Hiç telefondan "bir şeyler kaçırıyorum" korkusuyla sosyal medyaya sarıldığınız oldu mu? Ya da otobüsde giderken "sıkıntıdan" sürekli telefon ekranını açıp kapattığınız? İnsan bazen hayatını kolaylaştıran aygıtlara karşı dürtüselleşebiliyor. Gelin sizlerle bir şeyler kaçırıyorum kaygısına, dürtüselliğe ve ikisinin ilişkisine bakalım.
TELEFON DÜRTÜSELLİĞİ VE FOMO SENDROMU
İnsanlar bir şeye bağlanmak konusunda dopamin seviyesi onlara öncülük ettiği çok olmuştur. Hele de sürekli yenilik ve eğlence barındıran teknolojik harikaların size lütfettiği şeylerin yoğunluğuna kendinizi kaptırmak çok kolay ve olasıdır. Gün boyunca bir elinde telefona yapışık insanları görmek normaldir ve bu ekranın açma tuşuna günde kaç kere bastığınızı saymak isteseydiniz inanılmaz sayılarla karşılaşabilirsiniz. Zamanla bu noktaya evrimleştik ve onsuz ne yaparız tahmin etmesi zor. İnternet kullanmak artık bir ihtiyaçtır diyebiliriz.
Dürtüsellik; risk alma, plansız davranış, zihni çabuk toplayamama, yeterince düşünmeden aniden hareket, davranışda bağlam ve sonucu hesaba katmama ve olumsuz sonuca duyarsızlaşmayı içeren bir çeşit bozukluk, en azından minimal düzeyde kontrolsüz davranış anlamında düşünülebilir. "Dürtüsellik tek bir davranıştan ziyade bir yatkınlıktır, tek bir harekettense bir davranış örüntüsüdür"(1) Yani birey davranışlarında kısmi ani hareket göstermesinin zamansal birikimi sonucu oluşabilecek düzey olarak görülebilir. Dürtüsellikde büyük, gecikmiş ödüllerdense; küçük doğrudan alınacak ödüller tercih edilir. Birey anlık dopamin arayışındadır. "Dürtüselliğin, psikiyatrik bozukluklarda da rolü vardır."(2)

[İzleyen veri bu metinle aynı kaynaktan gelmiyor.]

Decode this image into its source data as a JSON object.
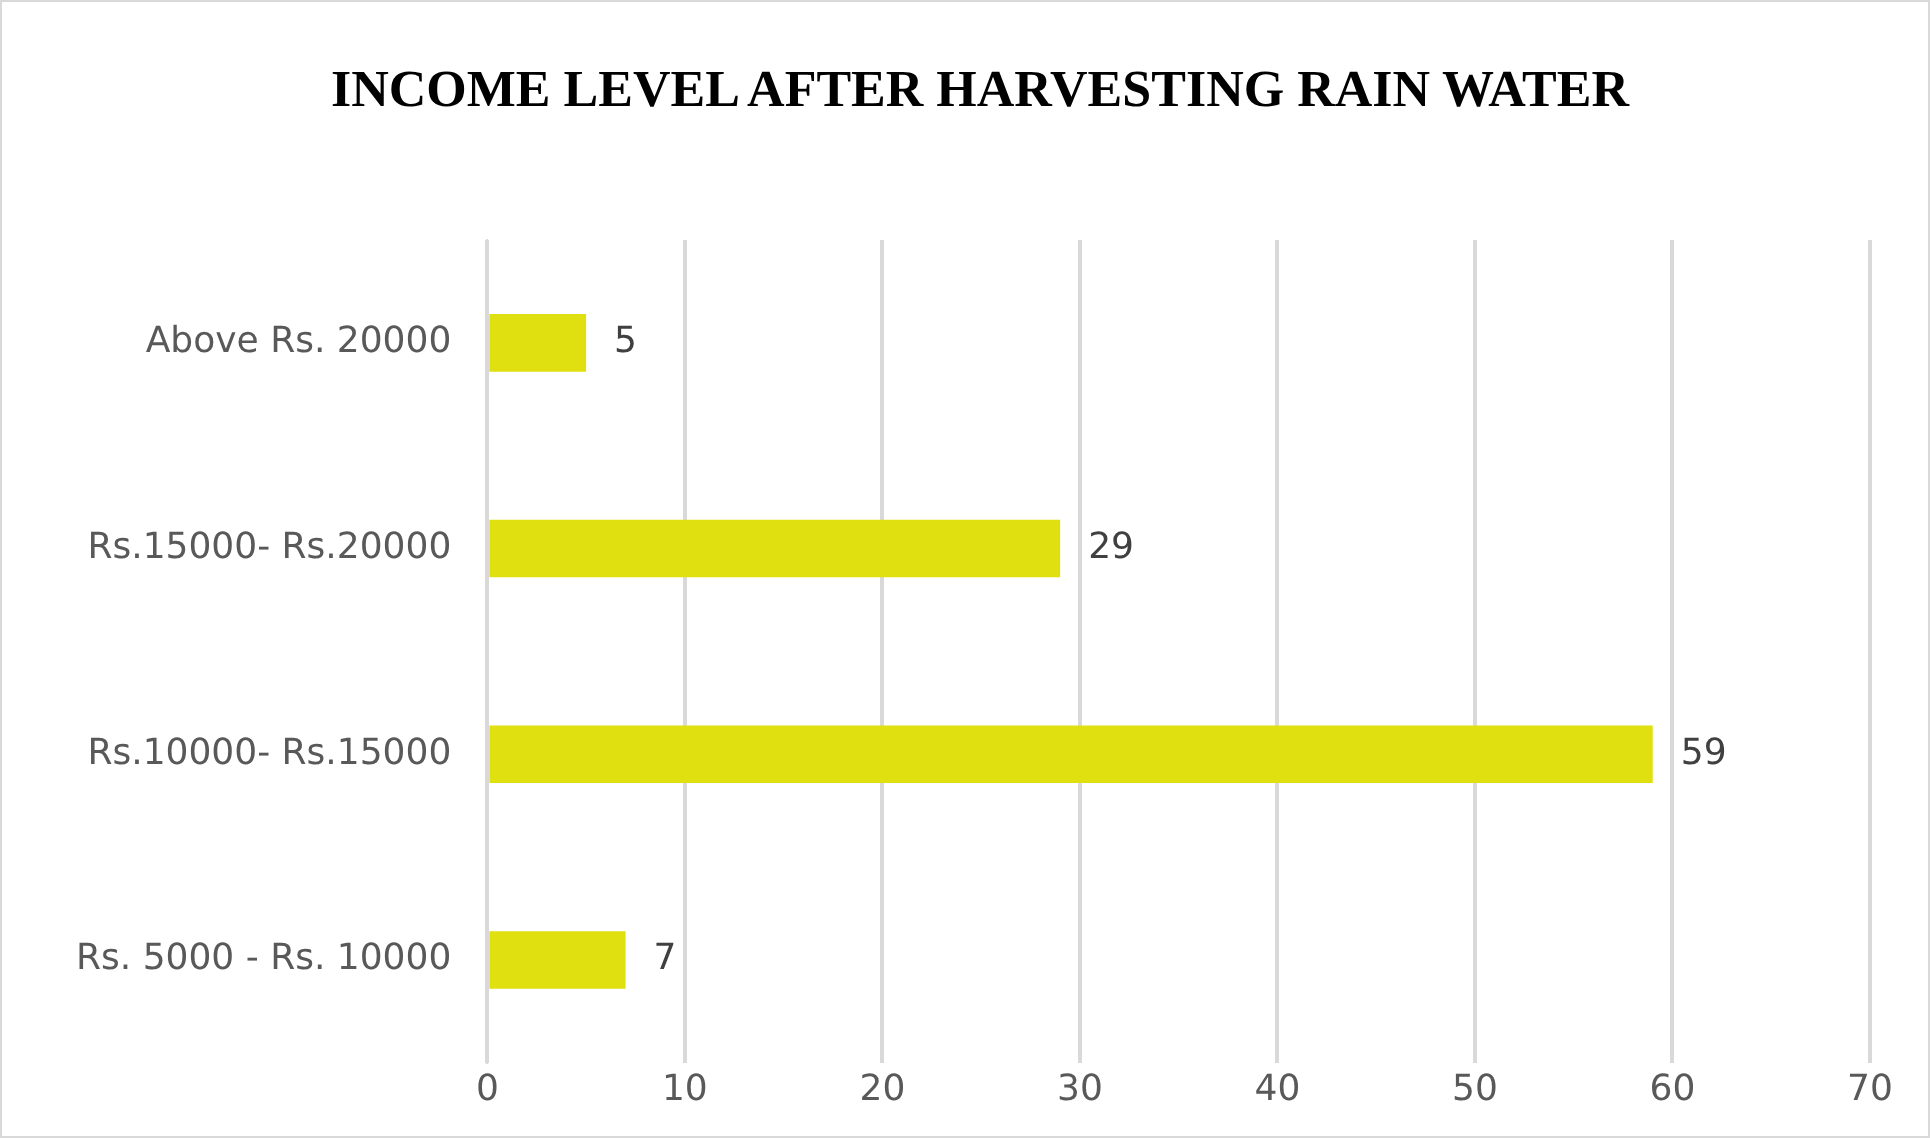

FOMO(fear of missing out) ingilizce karşılığıyla "gelişmeleri kaçırma korkusu" olarak bilinir. 2013'de Przybylski, diğer insanlar sissiz eğleniyor düşüncesiyle oluşan bir korku olduğunu söyler. "FOMO yaşayan bireylerde kaygı bozukluğu, stres, yorgunluk, anksiyete yaşanabilir."(3) Özellikle Z kuşağı her türlü bilgi için sosyal mecraları kullanırken, böyle bir durumun çıkması muhtemeldir. Aynı zamanda FOMO kripto para piyasasında karşılık bulan bir tabirdir. Fırsatı kaçırmama duygusu, sürekli takip, grafiklerin değişen ya da değişebilecek olma ihtimali, stratejisiz hemen davranma, kullanıcıların FOMO yaşamasını arttırabiliyor.
Sosyal medyanın sürekli bir yenilik içerdiğinden ve insanların onu kullanmada ki en temel motivasyonunun bilgi almak olduğundan daha önceki yazılarda bahsetmiştik. Bu bilgi almanın farklı bir versiyonu olarak dürtüsel bir şekilde kendimizi kontrol etmenden giriş yapıp durduğumuz o sosyal ağların bizde FOMO korkusu uyandırabileceğini söyleyebiliriz. Bir araştırma da sosyal medyaya aşerme de, fomo etkisinin olduğu bulunmuştur.(4) Aynı şekilde dürtüsellik düzeyi yüksek bireylerin FOMO yaşaması oldukça beklenilebilirdir.
Sürekli her işimizi telefondan yapabiliyor olmak gayet güzeldir. Ancak insan zamanla telefona karşı bir meşguliyet geliştiriyor ve bu yoğun girdiye maruz kalmaktan hoşlanıyor bile diyebiliriz. Zamanla elindeki mucizevi aygıtın efendisi olmaktan inen birey, ona karşı kullanımı arttıkça töleransı azalıyor ve önüne geçilemez dürtüsellik kazanmış bir hal alabiliyor.